Silvana Ranzato
Cooperativa Terzo Tempo
“Quante multe sono state fatte perché non si rispettano le strisce pedonali?” Dialogare, scambiarsi esperienze e stabilire nuove relazioni rappresenta il primo passo per mettersi in rete, per lavorare assieme. Conoscere il lavoro fatto da altri e scambiarsi i saperi garantisce un aggiornamento continuo e una crescita professionale. Le scuolerappresentano il veicolo principale per far emergere all’interno della società nuovi atteggiamenti e modelli comportamentali più sostenibili. Da questo punto di vista la scuola diventa un attore culturale attivo perché interagisce con il territorio contribuendo a trasformare e migliorare gli stili di vita.

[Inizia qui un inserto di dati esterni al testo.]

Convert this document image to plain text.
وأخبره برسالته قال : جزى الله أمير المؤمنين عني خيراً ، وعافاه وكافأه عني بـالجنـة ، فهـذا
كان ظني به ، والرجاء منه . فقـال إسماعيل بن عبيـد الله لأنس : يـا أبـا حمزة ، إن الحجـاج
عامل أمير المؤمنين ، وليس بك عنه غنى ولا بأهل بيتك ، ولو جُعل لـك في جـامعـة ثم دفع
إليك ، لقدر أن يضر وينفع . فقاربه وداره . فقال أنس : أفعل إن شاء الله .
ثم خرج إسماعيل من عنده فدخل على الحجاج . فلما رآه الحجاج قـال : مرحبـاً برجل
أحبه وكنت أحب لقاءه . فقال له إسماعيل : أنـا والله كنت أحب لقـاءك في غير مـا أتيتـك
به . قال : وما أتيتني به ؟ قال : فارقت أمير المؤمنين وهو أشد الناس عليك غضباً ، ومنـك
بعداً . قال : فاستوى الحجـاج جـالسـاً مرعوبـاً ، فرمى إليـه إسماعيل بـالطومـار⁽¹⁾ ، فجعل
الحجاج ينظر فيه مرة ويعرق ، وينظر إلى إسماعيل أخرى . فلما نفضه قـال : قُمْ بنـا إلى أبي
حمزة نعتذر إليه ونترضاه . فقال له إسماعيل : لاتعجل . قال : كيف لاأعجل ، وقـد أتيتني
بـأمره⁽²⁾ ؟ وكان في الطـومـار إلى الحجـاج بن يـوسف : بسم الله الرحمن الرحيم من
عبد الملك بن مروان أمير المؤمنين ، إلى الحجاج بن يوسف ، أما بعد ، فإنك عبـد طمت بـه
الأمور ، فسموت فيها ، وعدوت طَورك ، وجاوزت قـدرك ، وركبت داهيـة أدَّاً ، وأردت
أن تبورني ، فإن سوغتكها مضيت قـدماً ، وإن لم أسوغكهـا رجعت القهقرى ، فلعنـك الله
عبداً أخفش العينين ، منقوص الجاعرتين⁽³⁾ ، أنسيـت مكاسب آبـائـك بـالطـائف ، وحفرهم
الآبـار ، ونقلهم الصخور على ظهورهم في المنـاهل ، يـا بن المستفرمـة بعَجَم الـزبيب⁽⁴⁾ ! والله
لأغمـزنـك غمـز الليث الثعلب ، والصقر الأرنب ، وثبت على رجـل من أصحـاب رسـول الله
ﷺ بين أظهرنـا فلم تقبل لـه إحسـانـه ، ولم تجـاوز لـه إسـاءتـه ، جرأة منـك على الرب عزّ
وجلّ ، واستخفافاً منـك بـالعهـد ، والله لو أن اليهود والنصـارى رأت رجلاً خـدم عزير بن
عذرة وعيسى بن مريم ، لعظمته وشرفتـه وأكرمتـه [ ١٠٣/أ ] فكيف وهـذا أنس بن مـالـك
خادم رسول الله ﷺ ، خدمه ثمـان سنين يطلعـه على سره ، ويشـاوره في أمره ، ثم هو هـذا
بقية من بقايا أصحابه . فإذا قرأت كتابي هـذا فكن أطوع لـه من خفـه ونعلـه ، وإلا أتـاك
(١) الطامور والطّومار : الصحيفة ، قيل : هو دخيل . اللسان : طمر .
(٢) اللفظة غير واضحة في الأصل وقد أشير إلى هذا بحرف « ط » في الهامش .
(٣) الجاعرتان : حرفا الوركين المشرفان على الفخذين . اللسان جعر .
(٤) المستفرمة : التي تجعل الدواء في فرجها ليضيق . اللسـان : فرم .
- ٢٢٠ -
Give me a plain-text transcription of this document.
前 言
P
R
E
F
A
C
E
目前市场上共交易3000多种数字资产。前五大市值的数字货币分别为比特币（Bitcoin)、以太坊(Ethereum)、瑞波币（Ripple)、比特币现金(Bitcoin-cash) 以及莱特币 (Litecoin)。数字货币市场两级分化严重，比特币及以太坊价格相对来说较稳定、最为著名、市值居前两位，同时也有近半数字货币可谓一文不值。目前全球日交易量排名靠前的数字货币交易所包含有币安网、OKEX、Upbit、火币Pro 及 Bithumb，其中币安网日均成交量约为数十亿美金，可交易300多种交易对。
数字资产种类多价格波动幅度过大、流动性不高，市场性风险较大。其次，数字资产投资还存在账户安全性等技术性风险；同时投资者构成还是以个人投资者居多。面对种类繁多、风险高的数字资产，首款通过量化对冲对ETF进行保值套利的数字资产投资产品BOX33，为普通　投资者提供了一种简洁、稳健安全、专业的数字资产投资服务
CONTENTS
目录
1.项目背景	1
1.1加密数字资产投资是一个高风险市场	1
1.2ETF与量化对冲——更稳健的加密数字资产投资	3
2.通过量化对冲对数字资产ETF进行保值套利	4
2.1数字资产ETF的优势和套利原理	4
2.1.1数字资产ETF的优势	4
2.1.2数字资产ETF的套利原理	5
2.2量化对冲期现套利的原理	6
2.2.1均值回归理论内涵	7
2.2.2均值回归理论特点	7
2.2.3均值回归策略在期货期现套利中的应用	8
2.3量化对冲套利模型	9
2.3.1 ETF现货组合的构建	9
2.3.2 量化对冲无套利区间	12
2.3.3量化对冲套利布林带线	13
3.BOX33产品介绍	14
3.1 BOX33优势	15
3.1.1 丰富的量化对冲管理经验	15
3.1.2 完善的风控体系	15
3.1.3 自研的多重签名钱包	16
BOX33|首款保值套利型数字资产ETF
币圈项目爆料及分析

Mi occupo da anni di mobilità e traffico e oggi presento un progetto che si chiama “strade belle e sicure”. La buona pratica che cerchiamo di realizzare, pur tra enormi difficoltà, è quella di incentivare i bambini ad andare a scuola a piedi e di scoraggiare l’uso dell’automobile da parte delle famiglie. Molto lavoro resta da fare, non solo per rendere le strade “belle e sicure”, ma per cambiare la cultura della mobilità ancora troppo incentrata sulle esigenze dell’automobilista. Gli interventi sulla mobilità vengono realizzati per rendere il traffico più scorrevole senza alcuna attenzione per le esigenze dei pedoni. Vorrei sapere quante multe sono state fatte perché non si rispettano le strisce pedonali, mentre la macchina in doppia fila viene multata, non perché rappresenta un pericolo per i ciclisti, me perché intralcia il traffico e la mobilità automobilistica.